The present article highlights the features of MHIRA, an open-source software developed through an HCD approach in collaboration with clinicians and researchers from diverse cultural backgrounds, including LMICs. While the article provides valuable insights into the software's development process, it does not comprehensively address the implementation of MHIRA, which could benefit from a more rigorous scientific examination supported by quantitative and qualitative data. To further elucidate the real-world application of MHIRA, it is essential to conduct a study that systematically investigates its implementation. Importantly, a study design has already been registered on the Open Science Framework (https://osf.io/j42g3), indicating a forthcoming investigation into this aspect of MHIRA's deployment. The study design will include comprehensive assessments of the software's accessibility, usability, and sustainability. Once the MHIRA software reaches a mature stage with efficient implementation strategies in place, it becomes imperative to conduct a thorough evaluation of the cost of implementation and usage. This analysis is essential to determine whether utilising MHIRA can indeed prove to be a cost-effective solution for services in LMIC. While the usage of MHIRA may incur expenses related to hosting devices, qualified technical personnel, and clinical staff training, we anticipate that MHIRA's cost-effectiveness will surpass that of non-open source EHRs.

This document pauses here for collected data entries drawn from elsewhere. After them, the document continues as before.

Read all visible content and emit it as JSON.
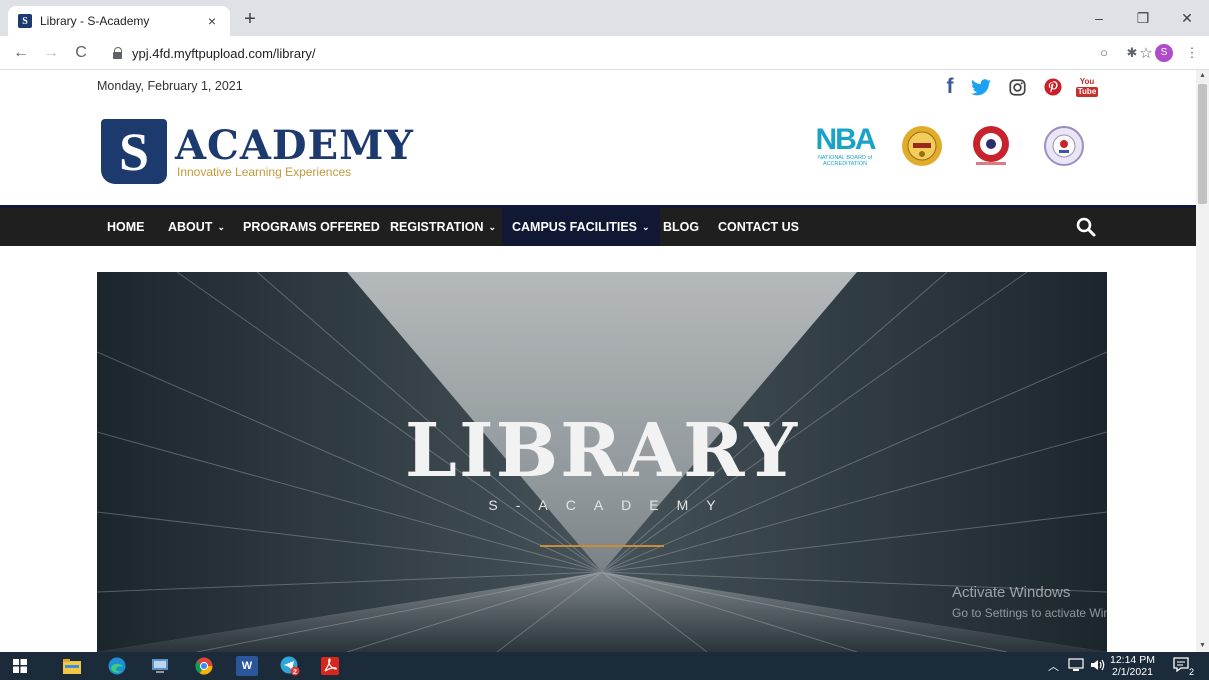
{
  "browser": {
    "tab_title": "Library - S-Academy",
    "tab_favicon_letter": "S",
    "tab_close": "×",
    "new_tab": "+",
    "url": "ypj.4fd.myftpupload.com/library/",
    "profile_initial": "S",
    "window_controls": {
      "minimize": "–",
      "restore": "❐",
      "close": "✕"
    }
  },
  "page": {
    "date": "Monday, February 1, 2021",
    "social": [
      {
        "name": "facebook-icon",
        "glyph": "f",
        "color": "#3b5998"
      },
      {
        "name": "twitter-icon",
        "glyph": "🐦",
        "color": "#1da1f2"
      },
      {
        "name": "instagram-icon",
        "glyph": "◎",
        "color": "#444444"
      },
      {
        "name": "pinterest-icon",
        "glyph": "P",
        "color": "#cb2027"
      },
      {
        "name": "youtube-icon",
        "glyph": "You Tube",
        "color": "#c4302b"
      }
    ],
    "logo": {
      "letter": "S",
      "brand": "ACADEMY",
      "tagline": "Innovative Learning Experiences"
    },
    "accreditation": {
      "nba_mark": "NBA",
      "nba_sub": "NATIONAL BOARD of ACCREDITATION",
      "seal_colors": [
        "#d9a520",
        "#c8232c",
        "#9c8ec4"
      ]
    },
    "nav": [
      {
        "label": "HOME",
        "dropdown": false,
        "active": false
      },
      {
        "label": "ABOUT",
        "dropdown": true,
        "active": false
      },
      {
        "label": "PROGRAMS OFFERED",
        "dropdown": false,
        "active": false
      },
      {
        "label": "REGISTRATION",
        "dropdown": true,
        "active": false
      },
      {
        "label": "CAMPUS FACILITIES",
        "dropdown": true,
        "active": true
      },
      {
        "label": "BLOG",
        "dropdown": false,
        "active": false
      },
      {
        "label": "CONTACT US",
        "dropdown": false,
        "active": false
      }
    ],
    "hero": {
      "title": "LIBRARY",
      "subtitle": "S-ACADEMY"
    },
    "watermark": {
      "line1": "Activate Windows",
      "line2": "Go to Settings to activate Windows."
    }
  },
  "taskbar": {
    "time": "12:14 PM",
    "date": "2/1/2021",
    "notifications": "2",
    "telegram_badge": "2"
  },
  "colors": {
    "brand_navy": "#1d3a6e",
    "tagline_gold": "#c49a3a",
    "nav_bg": "#1f1f1f",
    "nav_active": "#101834",
    "hero_rule": "#c98d3a"
  }
}
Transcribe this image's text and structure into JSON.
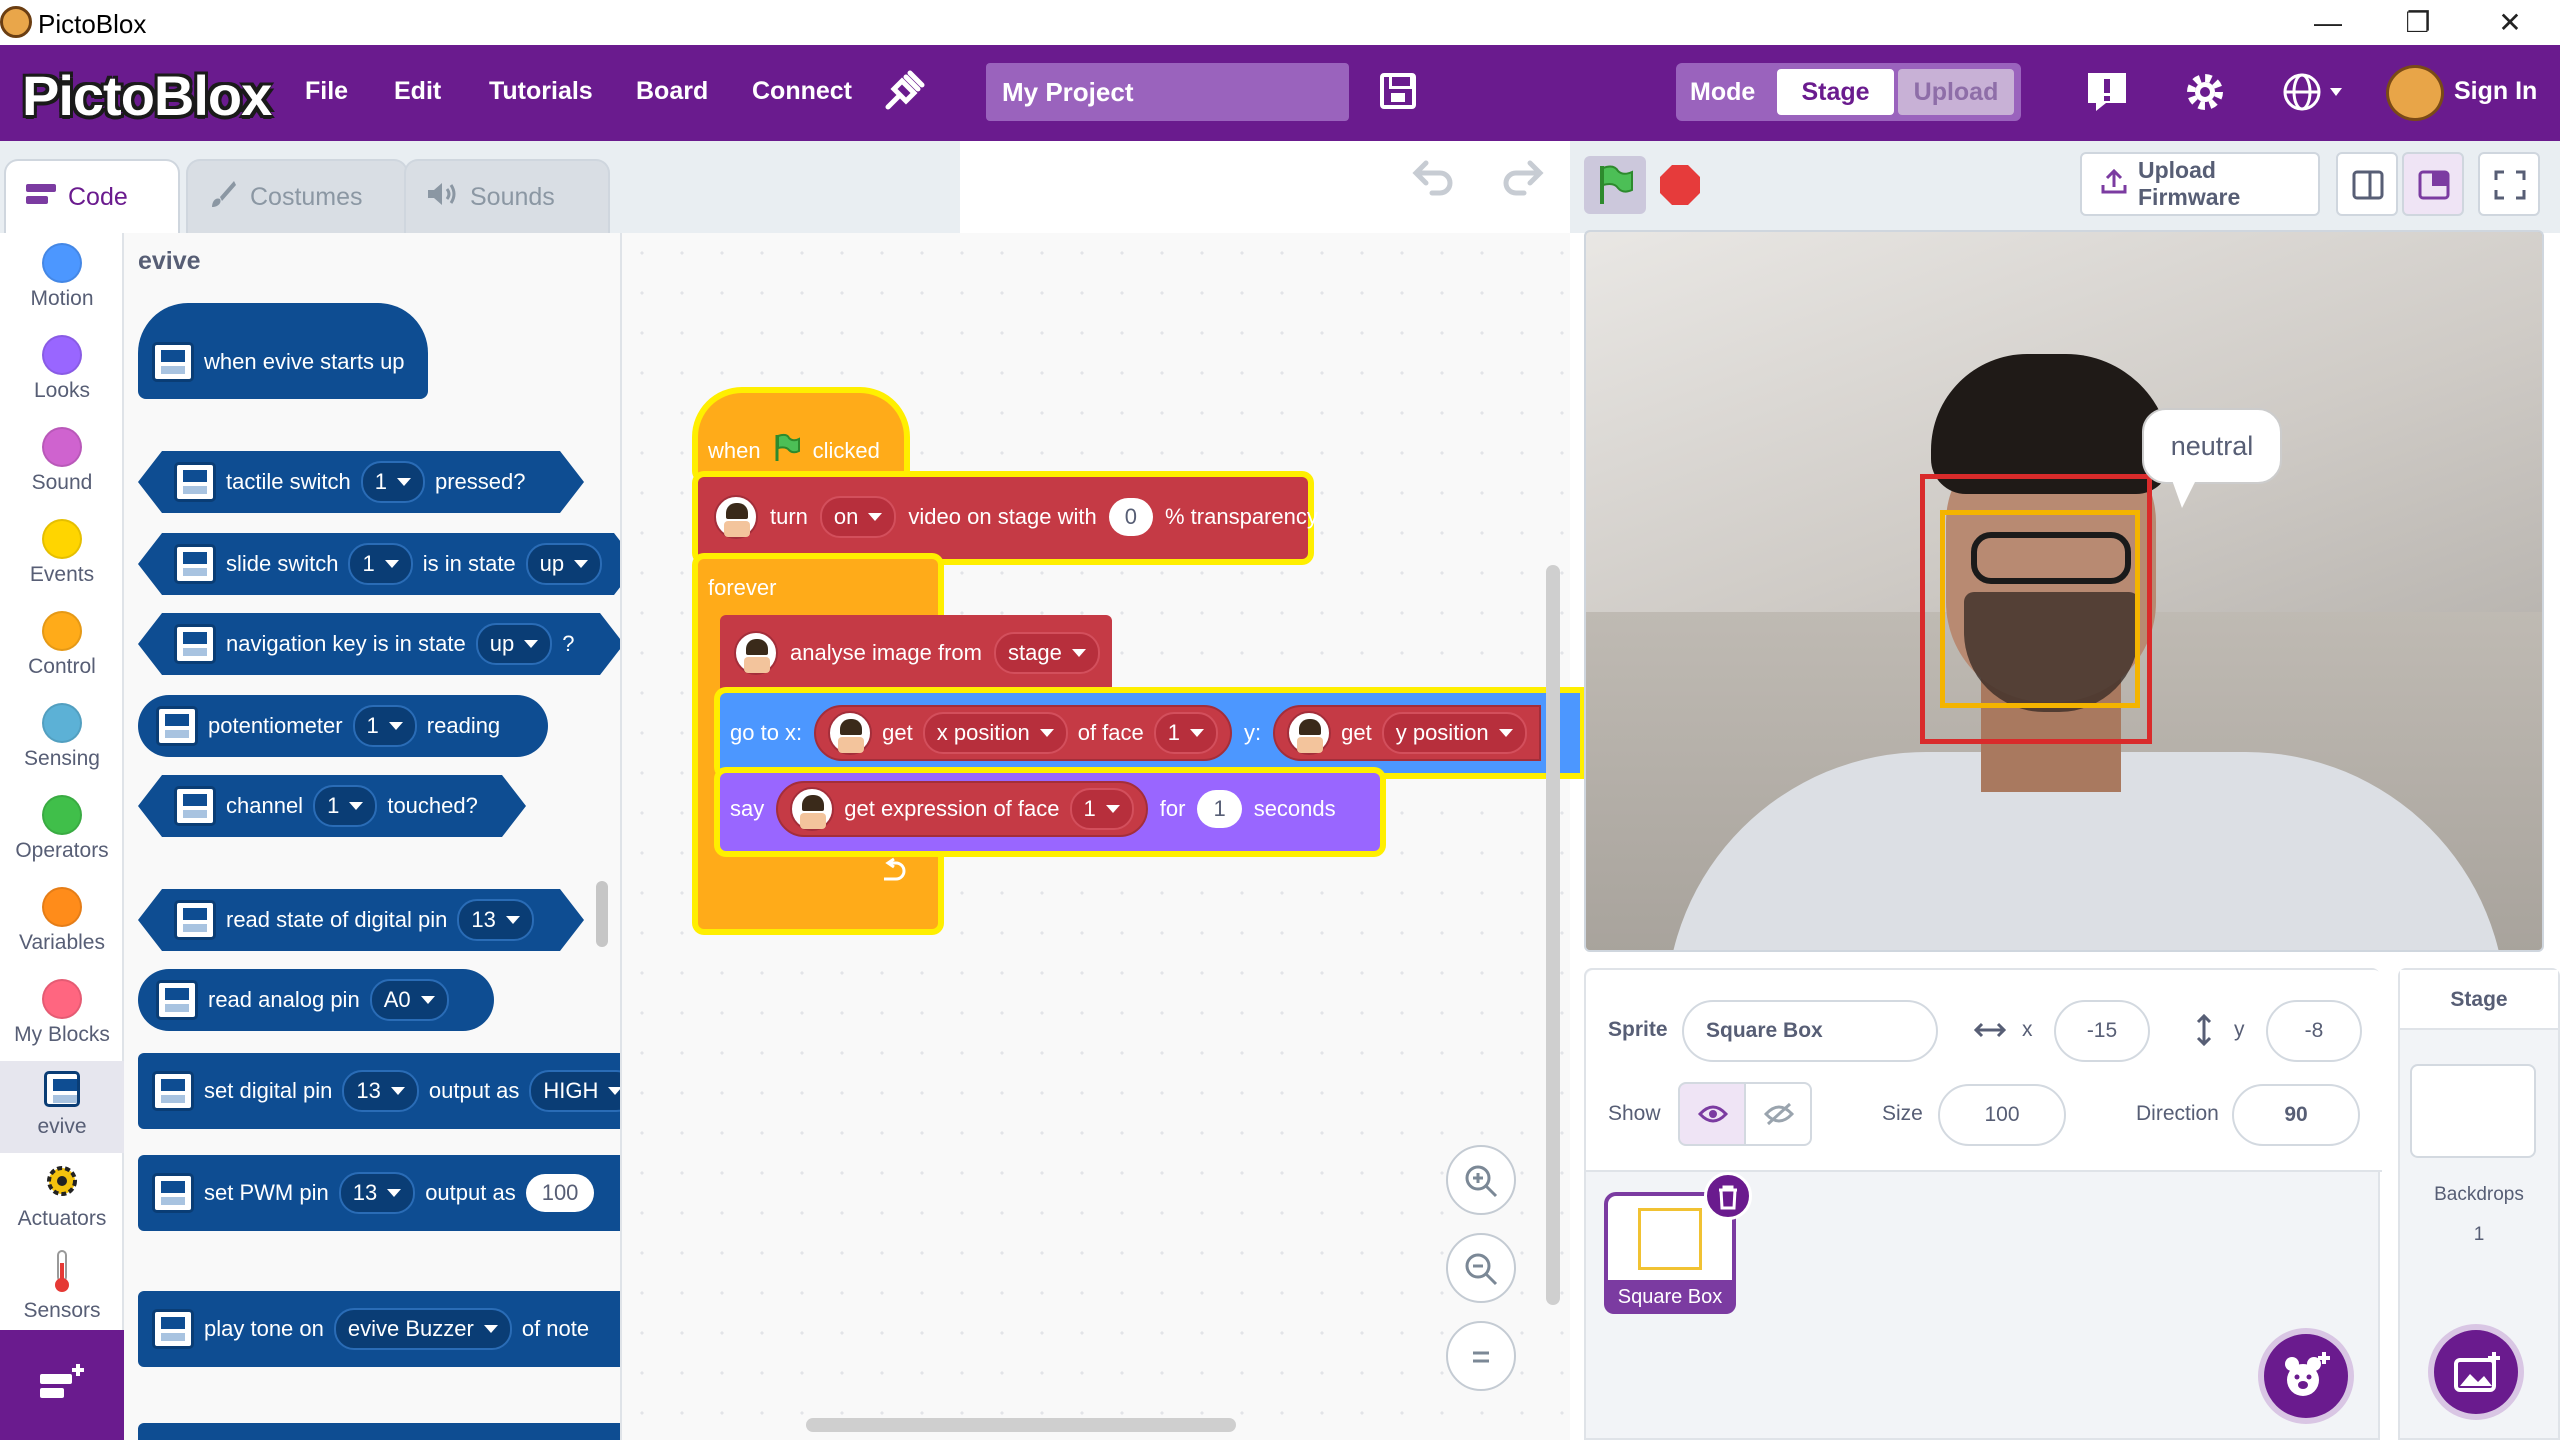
{
  "window": {
    "title": "PictoBlox",
    "minimize": "—",
    "maximize": "❐",
    "close": "✕"
  },
  "menubar": {
    "logo": "PictoBlox",
    "items": [
      "File",
      "Edit",
      "Tutorials",
      "Board",
      "Connect"
    ],
    "project_name": "My Project",
    "mode_label": "Mode",
    "mode_stage": "Stage",
    "mode_upload": "Upload",
    "sign_in": "Sign In"
  },
  "tabs": {
    "code": "Code",
    "costumes": "Costumes",
    "sounds": "Sounds"
  },
  "categories": [
    {
      "label": "Motion",
      "color": "#4c97ff"
    },
    {
      "label": "Looks",
      "color": "#9966ff"
    },
    {
      "label": "Sound",
      "color": "#cf63cf"
    },
    {
      "label": "Events",
      "color": "#ffd500"
    },
    {
      "label": "Control",
      "color": "#ffab19"
    },
    {
      "label": "Sensing",
      "color": "#5cb1d6"
    },
    {
      "label": "Operators",
      "color": "#40bf4a"
    },
    {
      "label": "Variables",
      "color": "#ff8c1a"
    },
    {
      "label": "My Blocks",
      "color": "#ff6680"
    },
    {
      "label": "evive",
      "color": "#0e4d92",
      "selected": true
    },
    {
      "label": "Actuators",
      "color": "#f4c20d"
    },
    {
      "label": "Sensors",
      "color": "#e53935"
    }
  ],
  "palette": {
    "title": "evive",
    "blocks": {
      "hat": "when evive starts up",
      "tactile": {
        "a": "tactile switch",
        "dd": "1",
        "b": "pressed?"
      },
      "slide": {
        "a": "slide switch",
        "dd": "1",
        "b": "is in state",
        "dd2": "up"
      },
      "nav": {
        "a": "navigation key is in state",
        "dd": "up",
        "b": "?"
      },
      "pot": {
        "a": "potentiometer",
        "dd": "1",
        "b": "reading"
      },
      "channel": {
        "a": "channel",
        "dd": "1",
        "b": "touched?"
      },
      "digital": {
        "a": "read state of digital pin",
        "dd": "13"
      },
      "analog": {
        "a": "read analog pin",
        "dd": "A0"
      },
      "setdig": {
        "a": "set digital pin",
        "dd": "13",
        "b": "output as",
        "dd2": "HIGH"
      },
      "pwm": {
        "a": "set PWM pin",
        "dd": "13",
        "b": "output as",
        "val": "100"
      },
      "tone": {
        "a": "play tone on",
        "dd": "evive Buzzer",
        "b": "of note"
      }
    }
  },
  "script": {
    "when": "when",
    "clicked": "clicked",
    "turn": "turn",
    "turn_dd": "on",
    "video": "video on stage with",
    "transp_val": "0",
    "transp": "% transparency",
    "forever": "forever",
    "analyse": "analyse image from",
    "analyse_dd": "stage",
    "goto": "go to x:",
    "get1": "get",
    "xpos_dd": "x position",
    "of_face": "of face",
    "face_dd": "1",
    "y": "y:",
    "get2": "get",
    "ypos_dd": "y position",
    "say": "say",
    "get_expr": "get expression of face",
    "expr_dd": "1",
    "for": "for",
    "secs_val": "1",
    "seconds": "seconds"
  },
  "stage_header": {
    "upload_firmware": "Upload Firmware"
  },
  "stage": {
    "speech": "neutral"
  },
  "sprite_info": {
    "sprite_label": "Sprite",
    "sprite_name": "Square Box",
    "x_label": "x",
    "x": "-15",
    "y_label": "y",
    "y": "-8",
    "show_label": "Show",
    "size_label": "Size",
    "size": "100",
    "direction_label": "Direction",
    "direction": "90"
  },
  "sprites": [
    {
      "name": "Square Box"
    }
  ],
  "stage_pane": {
    "title": "Stage",
    "backdrops_label": "Backdrops",
    "backdrops_count": "1"
  }
}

Availability and requirements

Project name: Mental Health Information Reporting Assistant.

Project home page: https://github.com/mhira-project

Operating system(s): Linux, Windows, Mac OS and any operating system able to run Docker. The software was tested on Ubuntu 21.04.

Programming language: TypeScript, R, Dockerfile.

Other requirements: Docker (www.docker.com) and Docker-compose (docs.docker.com/compose/).

Licence: MPL-2.0

Any restrictions to use by non-academics: None.